尊厳死宣言公正証書と事前指示書

「尊厳死」とは、一般的に「回復の見込みのない末期状態の患者に対して、生命維持治療を差し控え、または中止し、人間としての尊厳を保たせつつ、死を迎えさせることをいう。」と解されています。

近代医学は、患者が生きている限り最後まで治療を施すという考え方に忠実に従い、生かすべく最後まで治療を施すことが行われてきました。

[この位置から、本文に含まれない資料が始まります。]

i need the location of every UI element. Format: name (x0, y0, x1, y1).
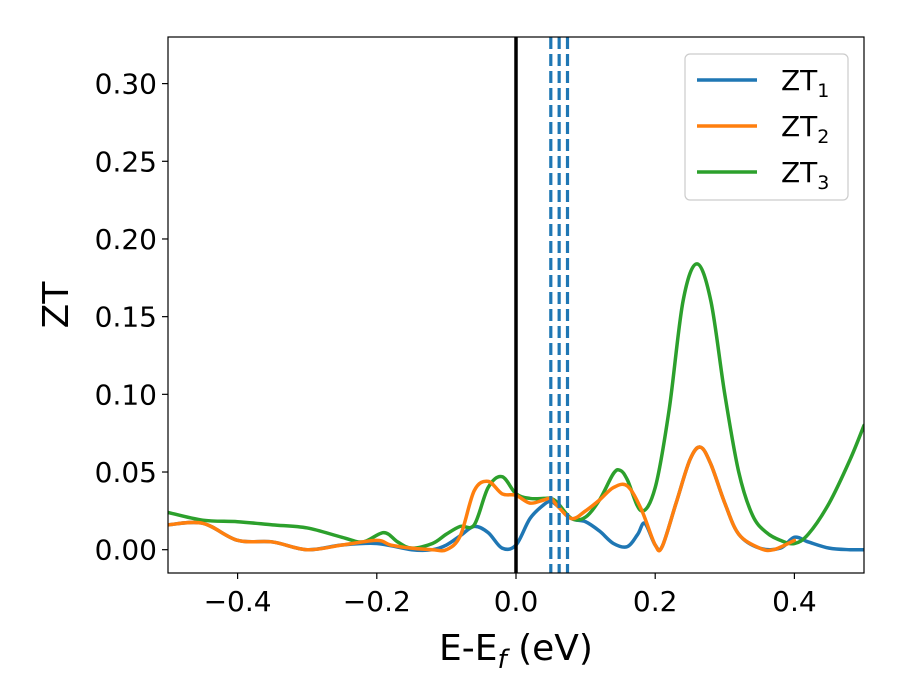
x-tick-label: 0.4 (772, 585, 817, 618)
series-line-zt3 (168, 262, 864, 550)
y-tick-label: 0.20 (95, 223, 157, 256)
y-tick-label: 0.05 (95, 456, 157, 489)
x-tick-label: −0.2 (343, 585, 411, 618)
x-tick-label: 0.2 (633, 585, 678, 618)
y-tick-label: 0.00 (95, 534, 157, 567)
plot-area (168, 37, 864, 573)
legend-box (684, 53, 849, 201)
legend: ZT1 ZT2 ZT3 (684, 53, 849, 201)
x-tick-label: 0.0 (494, 585, 539, 618)
axis-ticks: −0.4 −0.2 0.0 0.2 0.4 0.00 0.05 0.10 0.15 0.20 0.2… (95, 68, 817, 618)
y-tick-label: 0.10 (95, 378, 157, 411)
x-tick-label: −0.4 (204, 585, 272, 618)
legend-label-zt1: ZT1 (781, 64, 829, 102)
y-tick-label: 0.30 (95, 68, 157, 101)
y-tick-label: 0.15 (95, 301, 157, 334)
series-line-zt2 (168, 445, 797, 553)
legend-label-zt2: ZT2 (781, 110, 829, 148)
y-tick-label: 0.25 (95, 145, 157, 178)
x-axis-label: E-Ef (eV) (439, 628, 593, 675)
legend-label-zt3: ZT3 (781, 156, 829, 194)
y-axis-label: ZT (36, 281, 77, 329)
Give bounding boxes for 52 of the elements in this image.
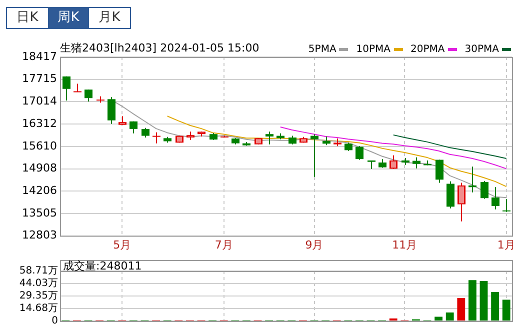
- candlestick: [62, 76, 70, 102]
- text: 周K: [48, 8, 89, 28]
- candlestick: [142, 127, 150, 138]
- candlestick: [412, 156, 420, 169]
- legend-label: 20PMA: [410, 44, 445, 55]
- y-tick-label: 18417: [22, 50, 57, 63]
- y-tick-label: 58.71万: [19, 266, 58, 277]
- chart-title: 生猪2403[lh2403] 2024-01-05 15:00: [60, 41, 260, 54]
- bar: [502, 300, 510, 320]
- candlestick: [266, 131, 274, 145]
- bar: [480, 280, 488, 320]
- candlestick: [492, 186, 500, 210]
- candlestick: [130, 120, 138, 134]
- candlestick: [446, 180, 454, 209]
- candlestick: [74, 83, 82, 92]
- candlestick: [152, 132, 160, 144]
- candlestick: [458, 182, 466, 222]
- x-tick-label: 9月: [305, 238, 324, 252]
- candlestick: [480, 180, 488, 200]
- candlestick: [390, 154, 398, 170]
- legend-label: 30PMA: [464, 44, 499, 55]
- x-tick-label: 7月: [214, 238, 233, 252]
- bar: [457, 298, 466, 320]
- y-tick-label: 13505: [22, 206, 57, 220]
- y-tick-label: 44.03万: [19, 278, 58, 290]
- y-tick-label: 15610: [22, 139, 57, 152]
- chart-title: 成交量:248011: [63, 259, 142, 272]
- x-tick-label: 1月: [497, 238, 516, 252]
- y-tick-label: 0: [52, 316, 58, 327]
- x-tick-label: 11月: [392, 238, 418, 252]
- y-tick-label: 12803: [22, 228, 57, 242]
- x-tick-label: 5月: [113, 238, 132, 252]
- y-tick-label: 14908: [22, 162, 57, 175]
- y-tick-label: 14.68万: [19, 303, 58, 314]
- legend-label: 5PMA: [308, 44, 336, 55]
- candlestick: [84, 89, 92, 102]
- candlestick: [502, 198, 510, 212]
- candlestick: [108, 96, 116, 124]
- y-tick-label: 16312: [22, 116, 57, 130]
- candlestick: [436, 159, 444, 184]
- bar: [491, 292, 500, 320]
- y-tick-label: 14206: [22, 184, 57, 197]
- y-tick-label: 17715: [22, 72, 57, 86]
- y-tick-label: 17014: [22, 94, 57, 108]
- bar: [468, 280, 476, 320]
- candlestick: [356, 146, 364, 160]
- bar: [434, 316, 443, 320]
- text: 月K: [89, 8, 130, 28]
- bar: [446, 312, 454, 320]
- legend-label: 10PMA: [356, 44, 391, 55]
- y-tick-label: 29.35万: [19, 290, 58, 302]
- text: 日K: [7, 8, 48, 28]
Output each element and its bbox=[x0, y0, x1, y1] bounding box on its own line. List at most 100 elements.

しかし、延命治療に関する医療技術の進歩により、患者が植物状態になっても長年生きている実例等がきっかけとなって、単に延命を図る目的だけの治療が、果たして患者の利益になっているのか、むしろ患者を苦しめ、その尊厳を害しているのではないかという問題認識から、患者本人の意思(患者の自己決定権)を尊重するという考えが重視されるようになりました。

「尊厳死」は、現代の延命治療技術がもたらした過剰な治療を差し控え、または中止し、単なる死期の引き延ばしを止めることであって、それは許されると考えられるようになりました。

近時、我が国の医学界等でも、尊厳死の考え方を積極的に容認するようになり、また、過剰な末期治療を施されることによって近親者に物心両面から多大な負担を強いるのではないかという懸念から、自らの考えで尊厳死に関する公正証書の作成を嘱託する人も出てくるようになってきました。

「尊厳死宣言公正証書」とは、嘱託人が自らの考えで尊厳死を望む、すなわち延命措置を差し控え、または中止する旨等の宣言をし、公証人がこれを聴取する事実実験をしてその結果を公正証書にするものです。

日本公証人連合会HP」より

本人が自らの意思で「尊厳死」を望む場合、公証人の前でそれを宣言、公証人がこの事実を記録し公正証書を作成します。

「尊厳死宣言公正証書」の作成にはあらかじめ家族の了解が必要となります。

◎必要書類

①印鑑登録証明書と実印

②運転免許証等、本人確認書類と認印

◎公正証書作成基本手数料

㋐公証役場に支払う基本手数料11000円

㋑正本代750円(1枚につき250円、署名用紙1枚含め正本が3枚の場合)

「事前指示書」とは、ある患者や健常な人が、将来自らが判断能力を失った際、自分に行われる医療行為に対する意向を、前もって意思表示するための文書です。

内容ですが、

(1)抽象的には

①自分自身が治療の選択について自分で判断できなくなった場合に備えて

②どのような治療を受けたいか、もしくは医療処置を受けたくないか

③自分で判断ができなくなった場合、誰に今後の治療について自分の代わりに判断してもらいたいか

を、事前に明示しておくことが挙げられます。

(2)具体的には

①延命のための人工呼吸器の使用

②心臓マッサージ等、心肺蘇生

③胃ろう増設による栄養補給の可否

④鼻チューブ(経鼻からカテーテルを挿入し経管栄養材を投与する)からの栄養補給の可否

⑤点滴による水分補給

等です。

尊厳死宣言公正証書も事前指示書も、どちらも終末期医療における本人の意思表示を文書化するものですが、後者の方がより具体的で詳細なのが特徴です。

あくまでも、下の「加古川公証役場HP「尊厳死宣言公正証書」のサンプルは「尊厳死宣言公正証書」のもの。

このサンプルに事前指示書の内容を組み込むことにより、事前指示書を公正証書にしたのと同じ効果を得ることができます。

もっとも「法的効力化」といっても、残念ながら医療現場に強制させるまでの効力はありません。

しかし、日本尊厳死協会のアンケートによると「尊厳死宣言公正証書」を医師に提示した後の医師による尊厳死許容率は、9割を超えているそうです。

また、厚生労働省も、平成30年「人生の最終段階における医療の決定プロセスに関するガイドライン」により「本人の意思決定」を基本としつつ「繰り返し話し合った内容をその都度文書にまとめておき、本人、家族等と医療・ケアチームで共有することが重要である」としています。

本当は明確な法律の規定があれば一番ですが、自分の「最期」を自分で決めたい方は、元気な内に「尊厳死宣言公正証書」などにより、自身の明確な意思を表明しておきましょう。